ABSTRACT

Given the increasing use of combination therapy with multiple monoclonal antibodies (mAbs), there is a clinical need for multiplexing assays. For the frequently co-administered anti-human epidermal growth factor receptor 2 (HER2) mAbs trastuzumab and pertuzumab, we developed a high-throughput and robust hybrid ligand-binding liquid chromatography-mass spectrometry (LC–MS)/MS quantitative assay.

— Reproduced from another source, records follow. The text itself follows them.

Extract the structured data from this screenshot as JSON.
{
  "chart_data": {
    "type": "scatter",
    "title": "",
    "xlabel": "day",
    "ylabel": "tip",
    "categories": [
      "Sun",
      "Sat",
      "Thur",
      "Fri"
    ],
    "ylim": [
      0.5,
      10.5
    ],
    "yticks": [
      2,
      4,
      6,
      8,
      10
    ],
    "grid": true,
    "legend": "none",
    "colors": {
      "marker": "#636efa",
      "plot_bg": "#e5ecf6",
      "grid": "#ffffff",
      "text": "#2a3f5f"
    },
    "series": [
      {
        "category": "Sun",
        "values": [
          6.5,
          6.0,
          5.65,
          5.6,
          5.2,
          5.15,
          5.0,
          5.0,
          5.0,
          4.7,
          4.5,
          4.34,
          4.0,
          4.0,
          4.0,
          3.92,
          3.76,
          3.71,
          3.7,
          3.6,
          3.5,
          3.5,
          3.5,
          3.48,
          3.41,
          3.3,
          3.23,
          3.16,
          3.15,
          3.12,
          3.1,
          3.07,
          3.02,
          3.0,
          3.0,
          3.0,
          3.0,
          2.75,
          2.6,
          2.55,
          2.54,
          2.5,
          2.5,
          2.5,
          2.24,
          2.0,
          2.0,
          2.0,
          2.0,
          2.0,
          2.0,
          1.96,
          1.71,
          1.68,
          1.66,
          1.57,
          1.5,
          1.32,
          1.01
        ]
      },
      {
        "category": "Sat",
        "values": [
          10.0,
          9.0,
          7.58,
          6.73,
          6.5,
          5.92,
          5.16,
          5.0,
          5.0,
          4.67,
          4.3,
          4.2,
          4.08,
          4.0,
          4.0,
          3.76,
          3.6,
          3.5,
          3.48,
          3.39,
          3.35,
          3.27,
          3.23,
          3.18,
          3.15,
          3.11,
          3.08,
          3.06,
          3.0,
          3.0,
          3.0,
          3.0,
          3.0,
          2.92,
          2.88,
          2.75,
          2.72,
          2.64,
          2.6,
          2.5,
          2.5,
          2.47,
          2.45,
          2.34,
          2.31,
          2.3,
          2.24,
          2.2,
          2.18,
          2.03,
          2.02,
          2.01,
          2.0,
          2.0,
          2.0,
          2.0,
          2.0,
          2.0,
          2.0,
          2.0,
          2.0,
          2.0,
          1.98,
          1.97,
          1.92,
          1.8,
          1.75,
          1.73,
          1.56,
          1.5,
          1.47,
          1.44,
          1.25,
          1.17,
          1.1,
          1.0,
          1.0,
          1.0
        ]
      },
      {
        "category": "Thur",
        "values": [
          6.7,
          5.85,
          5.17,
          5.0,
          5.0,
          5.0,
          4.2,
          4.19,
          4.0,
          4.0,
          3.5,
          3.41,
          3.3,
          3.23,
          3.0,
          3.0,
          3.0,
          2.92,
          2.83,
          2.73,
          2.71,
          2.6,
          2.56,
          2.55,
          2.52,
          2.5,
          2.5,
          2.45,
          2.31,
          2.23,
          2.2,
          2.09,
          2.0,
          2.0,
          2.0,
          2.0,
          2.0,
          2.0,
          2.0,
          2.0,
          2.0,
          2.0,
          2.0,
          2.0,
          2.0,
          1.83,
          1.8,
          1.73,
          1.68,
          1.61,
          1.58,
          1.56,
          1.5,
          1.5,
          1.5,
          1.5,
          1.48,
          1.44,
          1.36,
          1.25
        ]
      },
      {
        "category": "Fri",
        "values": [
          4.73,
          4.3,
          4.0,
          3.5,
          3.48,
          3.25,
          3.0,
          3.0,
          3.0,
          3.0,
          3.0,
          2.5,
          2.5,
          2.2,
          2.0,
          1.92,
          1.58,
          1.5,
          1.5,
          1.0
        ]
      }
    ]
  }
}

Nanomolar concentrations of trastuzumab and pertuzumab were determined in 10 µL serum samples after extraction by affinity purification through protein A beads, followed by on-bead reduction, alkylation, and trypsin digestion. After electrospray ionization, quantification was obtained by multiple reaction monitoring LC-MS/MS using SILuMab as an internal standard. The method was validated according to the current guidelines from the US Food and Drug Administration and the European Medicines Agency. Assay linearity was established in the ranges 0.250–250 μg/mL for trastuzumab and 0.500–500 μg/mL for pertuzumab. The method was accurate and selective for the simultaneous determination of trastuzumab and pertuzumab in clinical samples, thereby overcoming the limitation of ligand binding assays that cannot quantify mAbs targeting the same receptor. Furthermore, this method requires a small blood volume, which reduces blood collection time and stress for patients. The assay robustness was verified in a clinical trial where trastuzumab and pertuzumab concentrations were determined in 670 serum samples. As we used commercially available reagents and standards, the described generic bioanalytical strategy can easily be adapted to multiplex quantifications of other mAb combinations in non-clinical and clinical samples.

摘要

鉴于多种单克隆抗体 (mAb) 联合疗法的使用越来越多，临床需要进行多重检测。对于经常联合给药的抗人表皮生长因子受体 2 (HER2) mAb 曲妥珠单抗和帕妥珠单抗，我们开发了一种高通量、稳健的混合配体结合液相色谱-质谱 (LC-MS)/MS 定量测定法。通过蛋白 A 珠进行亲和纯化提取，然后进行珠上还原、烷基化和胰蛋白酶消化，然后在 10 µL 血清样品中测定曲妥珠单抗和帕妥珠单抗的纳摩尔浓度。电喷雾电离后，使用 SILuMab 作为内标，通过多反应监测 LC-MS/MS 进行定量。该方法根据美国食品和药物管理局和欧洲药品管理局的现行指南进行了验证。曲妥珠单抗的测定线性范围为 0.250–250 μg/mL，帕妥珠单抗的测定线性范围为 0.500–500 μg/mL。该方法准确且具有选择性，可同时测定临床样品中的曲妥珠单抗和帕妥珠单抗，从而克服了配体结合测定法无法量化针对同一受体的单克隆抗体的局限性。此外，该方法需要的血量较小，减少了采血时间和患者的压力。该测定的稳健性在一项临床试验中得到了验证，其中测定了 670 个血清样本中的曲妥珠单抗和帕妥珠单抗浓度。由于我们使用市售试剂和标准品，所描述的通用生物分析策略可以轻松适应非临床和临床样品中其他 mAb 组合的多重定量。